Ganz klar war allerdings nicht, wie weit Nordkorea mit der Annäherung gehen will. Konkret bezieht sich das Angebot, das Pjöngjang am Donnerstag unterbreitet hat, zunächst einmal nur auf die militärische Hotline, die zwischen den beiden Staaten besteht. Sie soll dazu dienen, Konflikte zu verhindern, die sich ansonsten aus Missverständnissen ergeben könnten. Nordkorea kappt die Verbindung aber immer wieder, um so gegen angebliches Fehlverhalten des Südens zu demonstrieren. Zuletzt waren vor einigen Wochen die gemeinsamen Militärübungen Südkoreas mit den USA der Anlass für die Trennung.

Zeitfenster in Südkorea

Dass der Norden zugleich Spannungen anheizt und den Kontakt zum Süden sucht, hat mehrere Gründe. Zum einen befindet sich Pjöngjang in einer schweren Wirtschafts- und wohl auch Nahrungskrise, ein Mindestmaß an Wohlwollen aus dem Süden ist also nötig. Zum anderen glaubt man in Pjöngjang auch, ein günstiges Zeitfenster wahrzunehmen. In Südkorea wird im März 2022 gewählt, der aktuelle Präsident Moon Jae-in ist noch bis Mai des kommenden Jahres im Amt und darf dann nicht noch einmal kandidieren. Er hat viel politisches Kapital in einen Abbau der Spannungen investiert, den er auch als Teil seines Lebenswerks sieht. Und er wäre wohl auch an weiteren Schritten interessiert. Nordkorea hat angedeutet, diese – vielleicht auch ein neues Treffen zwischen Moon und Kim – seien im Bereich des Denkbaren.

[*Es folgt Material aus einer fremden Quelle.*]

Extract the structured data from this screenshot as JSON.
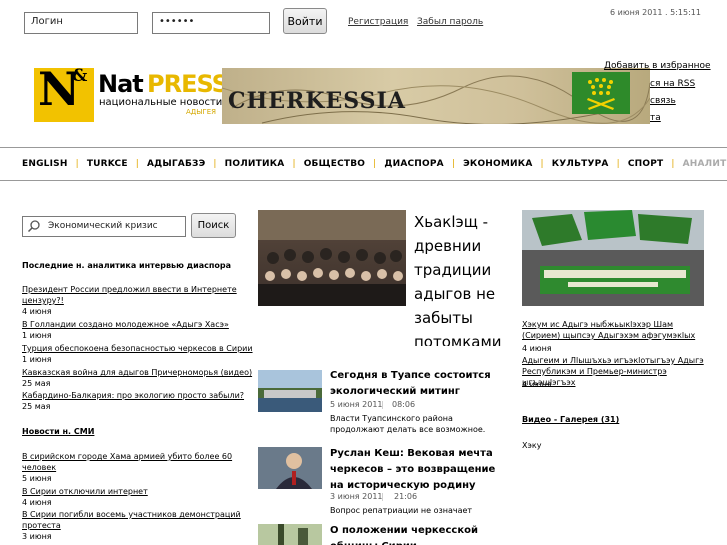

Kim betonte am Donnerstag auch erneut, dass man "weder das Ziel noch einen Grund" habe, Südkorea zu provozieren.

Zugleich will der Norden aber auch den Druck auf die USA erhöhen. Zwar hat Washington zuletzt immer wieder neue Gespräche angeboten und betont, dass man auf eine diplomatische Lösung im Konflikt setze. Konkrete Schritte aus Washington sieht Pjöngjang aber nicht. Die Strategie der USA sei "ein Taschenspielertrick, um feindselige Aktionen zu verbergen", ließt Kim nun mitteilen. Er erhofft sich vor allem, eine Lockerung der internationalen Sanktionen gegen sein Land zu erwirken, um so die wirtschaftliche Misere etwas besser unter Kontrolle bringen zu können.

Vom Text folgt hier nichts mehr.